Perhaps you would like to take it over to her, too. It isn't a very long walk."
"But I've never met her."
"That won't matter. Just tell her who you are and that you belong to us. Mrs. Gordon loves flowers, though she hasn't much time to tend them."
"I shouldn't think any one could have less time than you."
Aunt Jessica laughed. "Oh, I make time!"
Elliott picked up the flat green basket, lifted the shears she found lying in it, and went hesitatingly up and down the borders. "What shall I pick?"
"Anything. Suit yourself. Make the basket as pretty as you can. If you pick here and there, the borders won't show where you cut from them."

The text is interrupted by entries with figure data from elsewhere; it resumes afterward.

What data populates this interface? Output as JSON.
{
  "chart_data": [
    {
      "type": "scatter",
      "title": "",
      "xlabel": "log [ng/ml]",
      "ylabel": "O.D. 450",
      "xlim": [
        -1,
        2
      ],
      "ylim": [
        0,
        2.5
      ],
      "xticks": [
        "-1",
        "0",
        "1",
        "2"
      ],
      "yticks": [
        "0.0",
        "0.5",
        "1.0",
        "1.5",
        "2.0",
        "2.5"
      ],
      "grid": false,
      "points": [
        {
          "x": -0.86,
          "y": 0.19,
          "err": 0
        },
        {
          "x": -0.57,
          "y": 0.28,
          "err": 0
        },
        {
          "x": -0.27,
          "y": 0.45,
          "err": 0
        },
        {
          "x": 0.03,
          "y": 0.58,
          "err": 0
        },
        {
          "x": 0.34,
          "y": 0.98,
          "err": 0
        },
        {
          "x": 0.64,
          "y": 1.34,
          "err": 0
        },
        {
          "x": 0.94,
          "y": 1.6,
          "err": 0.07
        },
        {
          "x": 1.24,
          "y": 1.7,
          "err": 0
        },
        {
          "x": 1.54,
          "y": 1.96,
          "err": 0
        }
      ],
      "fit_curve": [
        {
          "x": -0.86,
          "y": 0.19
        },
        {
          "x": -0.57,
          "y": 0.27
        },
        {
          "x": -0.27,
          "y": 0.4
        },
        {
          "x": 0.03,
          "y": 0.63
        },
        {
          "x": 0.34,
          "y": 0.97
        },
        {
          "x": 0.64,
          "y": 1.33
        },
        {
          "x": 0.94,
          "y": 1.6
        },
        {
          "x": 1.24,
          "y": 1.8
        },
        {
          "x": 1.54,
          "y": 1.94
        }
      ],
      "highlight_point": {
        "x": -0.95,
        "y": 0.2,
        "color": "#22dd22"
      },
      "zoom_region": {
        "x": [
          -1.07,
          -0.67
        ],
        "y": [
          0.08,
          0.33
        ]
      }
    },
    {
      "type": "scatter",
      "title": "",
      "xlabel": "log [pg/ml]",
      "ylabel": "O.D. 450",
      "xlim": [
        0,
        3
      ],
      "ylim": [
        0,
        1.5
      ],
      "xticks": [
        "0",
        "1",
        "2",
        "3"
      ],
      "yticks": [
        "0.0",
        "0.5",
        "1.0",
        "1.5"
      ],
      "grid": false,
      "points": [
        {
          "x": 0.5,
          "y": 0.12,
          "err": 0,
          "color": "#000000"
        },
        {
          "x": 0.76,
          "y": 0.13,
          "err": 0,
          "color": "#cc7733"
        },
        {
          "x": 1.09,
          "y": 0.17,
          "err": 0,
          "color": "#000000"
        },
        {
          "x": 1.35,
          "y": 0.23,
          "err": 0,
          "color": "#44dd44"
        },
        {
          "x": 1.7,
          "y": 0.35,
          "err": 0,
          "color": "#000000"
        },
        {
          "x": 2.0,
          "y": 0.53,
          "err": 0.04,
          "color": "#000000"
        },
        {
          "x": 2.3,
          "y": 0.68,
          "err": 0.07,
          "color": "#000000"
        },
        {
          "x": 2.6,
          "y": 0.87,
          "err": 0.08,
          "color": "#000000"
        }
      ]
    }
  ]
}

Mother Jess gathered up gloves and tools, and went away, tugging her basket of weeds. Elliott, left behind, surveyed the borders critically. To cut without letting it appear that she had cut was evidently what Aunt Jessica wanted. She reached in and snipped off a spire of larkspur from the very back of the border, then stood back to see what had happened. No, if one hadn't known the stalk had been there, one wouldn't now know it was gone. The thing could be done, then. Cautiously she selected a head of white phlox. The result of that operation also was satisfactory.
Up and down the flowery path she went, snipping busily. On the stalks of larkspur and phlox she laid a ma.s.s of pink snapdragons and white candytuft, tucking in here and there sprays of just-opening baby's-breath to give a misty look to the basket. A bunch of English daisies came next; they blossomed so fast one didn't have to pick and choose among them; one could just cut and cut. And oughtn't there to be pansies? "Pansies--that's for thoughts." Those wonderful purple ones with a sprinkling of the yellow--no, yellow would spoil the color scheme of the basket. These white beauties were just the thing. How lovely it all looked, blue and white and pink and purple!
But there wasn't much fragrance. Eye and nose searched hopefully.
Heliotrope!--just a spray or two. There, now it was perfect. Anybody would be glad to see a basket like that coming. Only, she did wish some one else were to carry it, or else that she knew the people. It might not be so bad if she knew the people. Why shouldn't Laura or Trudy take it? Elliott walked very slowly up to the house, debating the question. A week ago she wouldn't have debated; she would have said, "Oh, I can't possibly." Or so she thought.
"How beautiful!" said Aunt Jessica's voice from the kitchen window.
"You have made an exquisite thing, dear."
Elliott rested the basket on the window ledge and surveyed it proudly.
"Isn't it lovely? And I don't think cutting this has hurt the borders a bit."